Ottawa passera sa diplomatie en revue

«Ça prend du temps de transformer une organisation. Moi, ce que je veux, c’est de donner l’impulsion pour le changement», a confié au Devoir Mélanie Joly.
Photo: Johanna Geron Associated Press «Ça prend du temps de transformer une organisation. Moi, ce que je veux, c’est de donner l’impulsion pour le changement», a confié au Devoir Mélanie Joly.

Le réseau diplomatique canadien doit se « regarder dans le miroir », selon la ministre des Affaires étrangères, Mélanie Joly, qui demande à ses employés insatisfaits leur avis sur comment elle peut mieux voir « ce qui se passe sur le terrain » et augmenter la présence du pays dans le monde.

« Je suis très consciente qu’il y a des frustrations au sein d’Affaires mondiales Canada. On doit en prendre acte […] et il faut faire cet exercice avec beaucoup d’humilité et d’audace », explique la ministre Joly au Devoir, au sortir d’une réunion avec plus de 150 de ses fonctionnaires, lundi.

Elle leur a présenté son plan pour « bâtir une diplomatie moderne », « adaptée aux défis d’aujourd’hui », et qui consiste essentiellement à consulter ses employés ainsi qu’un comité d’experts indépendant pour « aller chercher les meilleures pratiques à travers le monde » et s’en inspirer afin d’améliorer la diplomatie canadienne.

« Nous ne vivons plus dans un monde unipolaire. Les vieilles alliances sont mises à rude épreuve, et des nouvelles alliances prennent forme, a déclaré la ministre dans son discours bilingue.

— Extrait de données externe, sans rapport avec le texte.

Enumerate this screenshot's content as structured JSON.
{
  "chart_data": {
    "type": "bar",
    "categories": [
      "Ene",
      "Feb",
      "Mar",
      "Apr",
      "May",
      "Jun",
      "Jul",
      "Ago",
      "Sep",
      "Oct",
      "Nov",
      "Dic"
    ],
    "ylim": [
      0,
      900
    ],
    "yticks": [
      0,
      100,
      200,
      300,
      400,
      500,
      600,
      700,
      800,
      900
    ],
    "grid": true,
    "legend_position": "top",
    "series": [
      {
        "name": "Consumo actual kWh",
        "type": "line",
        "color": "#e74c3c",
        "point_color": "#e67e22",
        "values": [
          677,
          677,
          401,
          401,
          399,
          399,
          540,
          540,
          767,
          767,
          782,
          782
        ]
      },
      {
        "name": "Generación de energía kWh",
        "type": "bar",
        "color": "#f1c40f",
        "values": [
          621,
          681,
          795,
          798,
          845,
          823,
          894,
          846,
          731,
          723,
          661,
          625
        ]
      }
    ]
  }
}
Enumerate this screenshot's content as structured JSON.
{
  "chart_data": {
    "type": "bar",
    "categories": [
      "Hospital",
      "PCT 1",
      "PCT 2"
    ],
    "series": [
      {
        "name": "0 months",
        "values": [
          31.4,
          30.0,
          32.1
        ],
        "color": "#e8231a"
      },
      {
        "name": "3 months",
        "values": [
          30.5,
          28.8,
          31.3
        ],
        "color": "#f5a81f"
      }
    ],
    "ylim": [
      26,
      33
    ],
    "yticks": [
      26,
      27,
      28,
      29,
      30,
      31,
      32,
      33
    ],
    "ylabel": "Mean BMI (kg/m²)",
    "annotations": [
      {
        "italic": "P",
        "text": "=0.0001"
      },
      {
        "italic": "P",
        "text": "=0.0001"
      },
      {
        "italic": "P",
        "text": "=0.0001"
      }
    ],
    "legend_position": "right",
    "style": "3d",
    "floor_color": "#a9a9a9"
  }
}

Afin de maximiser notre impact à tous égards, une diplomatie forte, stratégique, diversifiée et agile demeure une condition sine qua non. »

Comprendre les médias sociaux

 

Le secrétaire d’État américain, Antony Blinken, a fait un discours semblable auprès de ses diplomates, l’automne dernier, dans lequel il annonçait au passage une hausse de 10 % du budget de l’aide internationale et l’instauration d’un canal de communication pour la « dissidence professionnelle » au sein de son ministère. Mélanie Joly n’a pour sa part promis rien de tel, mais a repris quelques grands thèmes de la réforme de son homologue Blinken, comme le besoin que le pays se dote de meilleurs « outils numériques » pour comprendre les médias sociaux et prenne plus de place dans les institutions multilatérales.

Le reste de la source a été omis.